OLED-Leuchtkörper bestehen aus Schichten, die zusammen 50-mal dünner sind als ein menschliches Haar. Nacheinander werden sie auf eine Fläche aufgedampft – selbst biegsame Materialen eignen sich als Basis. Eine integrierte Halbleiterschicht wird mit Hilfe von Strom zum Leuchten gebracht. Je nach Material entstehen verschiedene Lichtfarben.

Nach und nach bringen Hersteller wie Samsung, Osram und Philips erste Produkte auf den Markt. Noch aber ist die OLED-Technologie teuer. „Es ist noch ein Nischenmarkt“, sagt Gerd Günther, Geschäftsführer bei Novaled in Dresden. Das Unternehmen hat sich als OLED-Zulieferer etabliert und bietet seit kurzem eine eigene OLED-Luxuslampe an. Günther erwartet, dass ab 2014 OLED-Lampen zwar zu hohen, doch für einen größeren Kundenkreis bezahlbaren Preisen auf den Markt kommen.

Bis dahin werden die Hersteller die Produktion deutlich ausweiten.
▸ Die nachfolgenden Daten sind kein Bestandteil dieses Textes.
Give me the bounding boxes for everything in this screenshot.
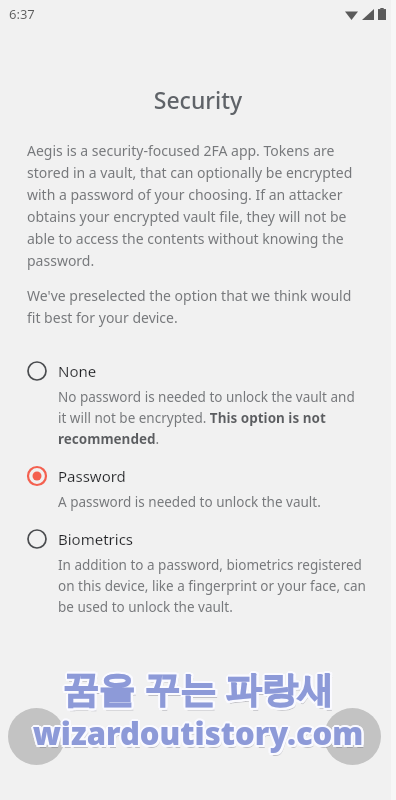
staticText: 꿈을 꾸는 파랑새 [0,664,396,713]
staticText: wizardoutistory.com [2,715,396,757]
staticText: In addition to a password, biometrics re… [58,556,366,616]
button[interactable]: Password [0,466,396,511]
staticText: 꿈을 꾸는 파랑새 [2,663,396,712]
staticText: wizardoutistory.com [2,714,396,756]
staticText: No password is needed to unlock the vaul… [58,388,366,448]
staticText: 꿈을 꾸는 파랑새 [0,664,394,713]
staticText: None [58,361,97,381]
staticText: Aegis is a security-focused 2FA app. Tok… [27,141,366,270]
staticText: wizardoutistory.com [0,710,396,752]
staticText: 꿈을 꾸는 파랑새 [2,667,396,716]
button[interactable]: Biometrics [0,529,396,616]
staticText: wizardoutistory.com [0,714,396,756]
staticText: wizardoutistory.com [0,712,394,754]
staticText: Security [0,84,396,115]
staticText: Biometrics [58,529,134,549]
staticText: wizardoutistory.com [2,711,396,753]
staticText: 꿈을 꾸는 파랑새 [0,666,396,715]
staticText: 꿈을 꾸는 파랑새 [0,663,395,712]
staticText: 6:37 [9,5,35,23]
staticText: Password [58,466,126,486]
staticText: wizardoutistory.com [2,712,396,754]
staticText: wizardoutistory.com [0,712,396,754]
staticText: wizardoutistory.com [0,714,395,756]
staticText: wizardoutistory.com [0,711,395,753]
staticText: 꿈을 꾸는 파랑새 [0,666,395,715]
staticText: We've preselected the option that we thi… [27,286,366,327]
staticText: 꿈을 꾸는 파랑새 [2,664,396,713]
staticText: 꿈을 꾸는 파랑새 [2,666,396,715]
staticText: 꿈을 꾸는 파랑새 [0,662,396,711]
button[interactable]: None [0,361,396,448]
staticText: A password is needed to unlock the vault… [58,493,321,511]
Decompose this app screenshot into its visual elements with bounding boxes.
Osram etwa hat gerade in Regensburg eine Pilotproduktion eröffnet. Bis 2014 habe man die Prozesse ausreichend optimiert, um die Produktionskosten um 90 Prozent zu senken, sagt Sprecher Christian Bölling. Die immer schnellere Bestückung immer größerer Flächen sowie der Einsatz größerer Mengen von Ausgangsmaterialien werde den Preis deutlich drücken.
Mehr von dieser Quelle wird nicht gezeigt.